Sunday, June 15, 2008

The inimitable Tom Toles

Another gem from the best editorial cartoonist in America.

Oregonian Wakes Up, Remembers Peak Oil Task Force

This is Portland-focused, but the thrust is even more applicable in Salem, where we are in a far worse position to meet the new reality on energy. There have not even been any mentions of peak oil in the Statesman Journal, the City Council chambers, or the County Commissioners' meeting room. The local transportation planners, SKATS, has heard about peak oil but has chosen to adopt the fingers-in-the-ears-and-shout-"I can't hear you" strategy.


One year ago, the Peak Oil Task Force delivered a report to the City Council, but the whole region needs to mobilize

Think of it as a commuter version of "Some Enchanted Evening." At a recent graduation party in Cedar Mill, two neighbors squint at each other across a crowded kitchen island. Kinda scary, isn't it, they agree, about those gas prices headed toward $5 a gallon. Then a bit shyly, they circle a new question. Maybe it's time to take it to the next level. Both, they know, work downtown. Both leave home and return each day at roughly the same time. Turns out, they even park right next door to each other. Maybe this is a match made in post-Peak Oil Heaven.

All over the metro area, people are flirting with new transportation hookups. Bus and train ridership are soaring; interest in car-sharing is, too.

That should help Zipcar (formerly Flexcar), which has 202 cars available in Oregon. Except the same spikes in fuel costs that help the company attract new customers also eat into its profits and limit its ability to expand. (It has only three cars in Vancouver, three in Beaverton, none in Hillsboro.)

In fact, many businesses, governments and families are in the same fix: They must ride the ice cube while it melts. We need to fuel a transformation, and it may ultimately improve our lives. But only if we can fuel it fast, while supplies last -- of diminishing fuel.

Two years ago, when Portland created the Peak Oil Task Force, it sounded apocalyptic. Not anymore. Summer of 2008 may be remembered as the moment we awoke from our long national gas binge. Whether oil production has peaked or will do so in a few decades is almost academic. Every fill-up knocks home the realization that we can't afford to go on like this.

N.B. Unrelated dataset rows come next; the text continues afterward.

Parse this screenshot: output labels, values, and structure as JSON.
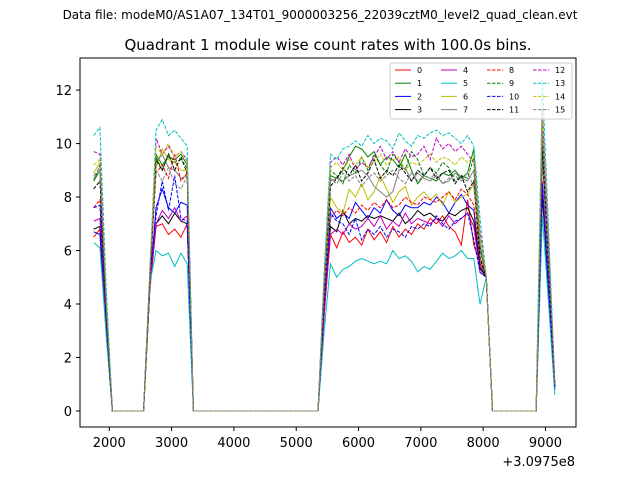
{
  "header": {
    "suptitle": "Data file: modeM0/AS1A07_134T01_9000003256_22039cztM0_level2_quad_clean.evt"
  },
  "chart_data": {
    "type": "line",
    "title": "Quadrant 1 module wise count rates with 100.0s bins.",
    "xlabel": "",
    "ylabel": "",
    "x_offset_label": "+3.0975e8",
    "xlim": [
      1530,
      9490
    ],
    "ylim": [
      -0.6,
      13.2
    ],
    "xticks": [
      2000,
      3000,
      4000,
      5000,
      6000,
      7000,
      8000,
      9000
    ],
    "yticks": [
      0,
      2,
      4,
      6,
      8,
      10,
      12
    ],
    "grid": false,
    "legend": {
      "placement": "top-right",
      "ncol": 4
    },
    "segments": [
      {
        "x": [
          1750,
          1850,
          1950,
          2050
        ],
        "endpoints": [
          0.2,
          0.2,
          0.2,
          0.0
        ]
      },
      {
        "x": [
          2050,
          2150,
          2250,
          2350,
          2450,
          2550
        ],
        "flat": 0
      },
      {
        "x": [
          2550,
          2650,
          2750,
          2850,
          2950,
          3050,
          3150,
          3250,
          3350
        ]
      },
      {
        "x": [
          3350,
          3550,
          3750,
          3950,
          4150,
          4350,
          4550,
          4750,
          4950,
          5150,
          5350
        ],
        "flat": 0
      },
      {
        "x": [
          5350,
          5450,
          5550,
          5650,
          5750,
          5850,
          5950,
          6050,
          6150,
          6250,
          6350,
          6450,
          6550,
          6650,
          6750,
          6850,
          6950,
          7050,
          7150,
          7250,
          7350,
          7450,
          7550,
          7650,
          7750,
          7850,
          7950,
          8050,
          8150
        ]
      },
      {
        "x": [
          8150,
          8250,
          8350,
          8450,
          8550,
          8650,
          8750,
          8850
        ],
        "flat": 0
      },
      {
        "x": [
          8850,
          8950,
          9050,
          9150
        ]
      }
    ],
    "series": [
      {
        "name": "0",
        "color": "#ff0000",
        "dash": false,
        "v1": [
          6.5,
          6.8
        ],
        "v2": [
          6.9,
          7.0,
          6.6,
          6.8,
          6.5,
          7.0
        ],
        "v3": [
          6.6,
          6.1,
          6.7,
          6.3,
          6.5,
          6.2,
          6.8,
          6.4,
          6.7,
          6.3,
          6.9,
          6.5,
          6.8,
          6.6,
          7.0,
          6.8,
          7.2,
          7.0,
          7.3,
          6.9,
          6.7,
          6.2,
          7.9
        ],
        "v4": [
          9.5,
          0.9
        ]
      },
      {
        "name": "1",
        "color": "#008000",
        "dash": false,
        "v1": [
          8.6,
          9.0
        ],
        "v2": [
          9.6,
          9.2,
          9.5,
          9.4,
          9.6,
          9.2
        ],
        "v3": [
          8.8,
          8.7,
          9.0,
          9.5,
          9.9,
          9.8,
          9.5,
          9.7,
          9.2,
          9.5,
          9.4,
          9.1,
          9.6,
          9.0,
          8.5,
          8.8,
          8.7,
          8.6,
          8.9,
          8.8,
          9.0,
          8.7,
          8.9
        ],
        "v4": [
          10.1,
          1.0
        ]
      },
      {
        "name": "2",
        "color": "#0000ff",
        "dash": false,
        "v1": [
          6.7,
          6.6
        ],
        "v2": [
          7.6,
          8.3,
          7.6,
          7.4,
          7.8,
          7.7
        ],
        "v3": [
          7.6,
          7.2,
          7.4,
          7.2,
          7.8,
          7.5,
          7.2,
          7.6,
          7.4,
          7.9,
          7.5,
          7.3,
          7.7,
          7.6,
          7.6,
          7.8,
          7.7,
          8.0,
          7.8,
          7.4,
          7.8,
          8.1,
          7.7
        ],
        "v4": [
          8.1,
          0.8
        ]
      },
      {
        "name": "3",
        "color": "#000000",
        "dash": false,
        "v1": [
          6.8,
          6.9
        ],
        "v2": [
          7.0,
          7.3,
          7.0,
          7.4,
          7.1,
          7.0
        ],
        "v3": [
          6.9,
          6.7,
          7.5,
          7.0,
          7.2,
          7.1,
          7.3,
          7.2,
          7.3,
          7.2,
          7.1,
          7.4,
          7.0,
          7.2,
          7.5,
          7.3,
          7.4,
          7.2,
          7.1,
          7.4,
          7.3,
          7.5,
          7.6
        ],
        "v4": [
          8.2,
          0.9
        ]
      },
      {
        "name": "4",
        "color": "#bf00bf",
        "dash": false,
        "v1": [
          7.1,
          7.2
        ],
        "v2": [
          7.0,
          7.5,
          7.2,
          7.6,
          7.1,
          7.3
        ],
        "v3": [
          6.6,
          6.8,
          6.6,
          7.0,
          6.8,
          6.9,
          7.2,
          6.9,
          7.3,
          6.8,
          7.1,
          6.9,
          7.4,
          7.0,
          7.2,
          7.1,
          7.0,
          7.2,
          6.9,
          7.3,
          7.0,
          7.2,
          7.4
        ],
        "v4": [
          8.6,
          0.8
        ]
      },
      {
        "name": "5",
        "color": "#00bfbf",
        "dash": false,
        "v1": [
          6.3,
          6.1
        ],
        "v2": [
          6.0,
          5.8,
          5.9,
          5.4,
          5.9,
          5.5
        ],
        "v3": [
          5.5,
          5.0,
          5.3,
          5.4,
          5.6,
          5.7,
          5.6,
          5.5,
          5.6,
          5.5,
          6.0,
          5.7,
          5.8,
          5.6,
          5.2,
          5.4,
          5.3,
          5.6,
          5.9,
          5.7,
          5.8,
          6.0,
          5.7
        ],
        "v4": [
          7.3,
          0.6
        ]
      },
      {
        "name": "6",
        "color": "#bfbf00",
        "dash": false,
        "v1": [
          8.9,
          9.3
        ],
        "v2": [
          9.1,
          9.8,
          9.4,
          9.3,
          9.0,
          9.0
        ],
        "v3": [
          8.0,
          7.6,
          7.4,
          8.3,
          8.0,
          8.5,
          7.9,
          8.2,
          8.8,
          8.3,
          7.8,
          8.2,
          8.4,
          7.7,
          8.0,
          8.2,
          7.9,
          8.1,
          7.7,
          8.2,
          7.8,
          8.0,
          8.1
        ],
        "v4": [
          9.8,
          1.0
        ]
      },
      {
        "name": "7",
        "color": "#808080",
        "dash": false,
        "v1": [
          8.7,
          9.0
        ],
        "v2": [
          9.3,
          9.6,
          9.1,
          9.0,
          8.7,
          8.8
        ],
        "v3": [
          8.6,
          8.7,
          8.6,
          8.8,
          8.9,
          9.0,
          8.8,
          8.4,
          8.2,
          8.0,
          8.2,
          9.0,
          9.1,
          8.6,
          8.9,
          8.7,
          8.6,
          8.8,
          8.5,
          8.6,
          8.9,
          8.7,
          8.6
        ],
        "v4": [
          9.6,
          1.0
        ]
      },
      {
        "name": "8",
        "color": "#ff0000",
        "dash": true,
        "v1": [
          7.6,
          7.9
        ],
        "v2": [
          8.9,
          9.2,
          8.7,
          9.6,
          8.6,
          8.9
        ],
        "v3": [
          7.2,
          7.5,
          7.3,
          7.6,
          7.4,
          7.7,
          7.5,
          7.8,
          7.6,
          7.9,
          7.6,
          7.7,
          8.0,
          7.8,
          7.7,
          8.0,
          7.9,
          7.8,
          8.0,
          8.2,
          7.9,
          8.3,
          8.1
        ],
        "v4": [
          10.7,
          1.0
        ]
      },
      {
        "name": "9",
        "color": "#008000",
        "dash": true,
        "v1": [
          8.6,
          9.2
        ],
        "v2": [
          9.5,
          9.0,
          9.6,
          9.3,
          9.4,
          9.1
        ],
        "v3": [
          9.0,
          8.8,
          8.5,
          9.2,
          8.9,
          9.5,
          9.0,
          9.6,
          9.2,
          8.9,
          9.6,
          9.3,
          9.0,
          9.7,
          9.4,
          8.8,
          9.1,
          8.9,
          9.3,
          9.1,
          8.6,
          8.8,
          8.7
        ],
        "v4": [
          10.9,
          1.0
        ]
      },
      {
        "name": "10",
        "color": "#0000ff",
        "dash": true,
        "v1": [
          7.6,
          7.7
        ],
        "v2": [
          7.3,
          8.6,
          7.5,
          8.8,
          7.2,
          7.1
        ],
        "v3": [
          7.4,
          7.1,
          7.0,
          6.6,
          7.2,
          6.4,
          6.8,
          6.6,
          6.9,
          6.5,
          6.8,
          6.7,
          6.5,
          6.9,
          6.8,
          7.0,
          6.9,
          7.3,
          7.0,
          6.8,
          7.1,
          7.2,
          7.4
        ],
        "v4": [
          8.5,
          0.9
        ]
      },
      {
        "name": "11",
        "color": "#000000",
        "dash": true,
        "v1": [
          8.3,
          8.6
        ],
        "v2": [
          9.4,
          9.0,
          9.6,
          9.0,
          9.5,
          8.9
        ],
        "v3": [
          8.4,
          8.7,
          9.1,
          8.8,
          9.2,
          8.6,
          8.9,
          9.4,
          8.7,
          9.0,
          8.8,
          9.2,
          8.9,
          8.6,
          9.0,
          8.8,
          9.1,
          8.7,
          8.9,
          9.0,
          8.5,
          8.8,
          8.2
        ],
        "v4": [
          9.9,
          1.0
        ]
      },
      {
        "name": "12",
        "color": "#bf00bf",
        "dash": true,
        "v1": [
          9.7,
          9.6
        ],
        "v2": [
          10.2,
          9.6,
          9.9,
          9.5,
          9.7,
          9.4
        ],
        "v3": [
          9.3,
          9.5,
          9.2,
          9.6,
          9.0,
          9.3,
          9.1,
          9.5,
          9.9,
          9.4,
          9.7,
          9.3,
          9.8,
          9.5,
          9.6,
          9.9,
          9.4,
          10.2,
          9.8,
          10.0,
          9.7,
          9.9,
          9.6
        ],
        "v4": [
          11.3,
          1.0
        ]
      },
      {
        "name": "13",
        "color": "#00bfbf",
        "dash": true,
        "v1": [
          10.3,
          10.6
        ],
        "v2": [
          10.5,
          10.9,
          10.3,
          10.5,
          10.2,
          9.9
        ],
        "v3": [
          9.6,
          9.4,
          9.8,
          9.9,
          10.1,
          9.9,
          10.3,
          10.0,
          10.2,
          10.1,
          9.8,
          10.4,
          10.1,
          9.9,
          10.3,
          10.2,
          10.4,
          10.5,
          10.3,
          10.4,
          10.2,
          10.0,
          10.3
        ],
        "v4": [
          12.4,
          1.1
        ]
      },
      {
        "name": "14",
        "color": "#bfbf00",
        "dash": true,
        "v1": [
          9.2,
          9.4
        ],
        "v2": [
          9.9,
          9.6,
          10.0,
          9.5,
          9.7,
          9.3
        ],
        "v3": [
          9.1,
          9.3,
          9.0,
          9.4,
          9.2,
          9.5,
          9.1,
          9.3,
          9.6,
          9.2,
          9.4,
          9.5,
          9.0,
          9.3,
          9.2,
          9.4,
          9.6,
          9.3,
          9.5,
          9.4,
          9.2,
          9.5,
          9.3
        ],
        "v4": [
          11.0,
          1.0
        ]
      },
      {
        "name": "15",
        "color": "#808080",
        "dash": true,
        "v1": [
          8.8,
          9.1
        ],
        "v2": [
          9.0,
          8.6,
          9.1,
          8.5,
          8.3,
          8.8
        ],
        "v3": [
          8.7,
          8.5,
          8.9,
          8.6,
          8.8,
          8.4,
          8.7,
          8.9,
          8.6,
          8.8,
          9.0,
          8.7,
          8.5,
          8.9,
          8.6,
          8.8,
          8.7,
          8.9,
          8.5,
          8.7,
          8.8,
          8.6,
          8.9
        ],
        "v4": [
          10.5,
          1.0
        ]
      }
    ]
  }
}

With oil prices headed toward $150 a barrel, the Peak Oil Task Force's key recommendation -- that the city must cut its oil consumption in half by 2030 -- seems ever more prescient and prudent.

The report belongs on Mayor-elect Sam Adams' bedside table. But it deserves an equally close reading by business and community leaders in car-oriented suburbs. There, some residents face a triple trap: a decline in housing values because they're so far out, an inability to buy anything closer in and too little income to keep filling the tank -- at least all on their own.

Never has the wisdom of the region's investment in TriMet been clearer. The key is to maximize it, in part by persuading businesses to stagger their hours of operation or go to four-day workweeks, so everyone isn't scrambling into a train at once. Another key is educating people, not just with maps but with one-on-one advice.

As of last week, 10,000 people had signed up for Metro's CarpoolmatchNW.org, an increase from 9,000 in April. No doubt at summer potlucks, some neighbors will figure out on their own that one plus one equals a carpool.

But the research also shows that intensive hand-holding and "green guidance" of the sort Portland's SmartTrips offers can alter behavior. Gas prices have sparked a desire to change. Door-to-door help on a massive scale could ignite regional transformation.

Will they, won't they? The neighbors part for the night, promising to rendezvous again soon. No worries. No big deal, except that it actually would be huge if they could align their lives even once or twice a week.

The party's over.

But a deeper community connection has just begun.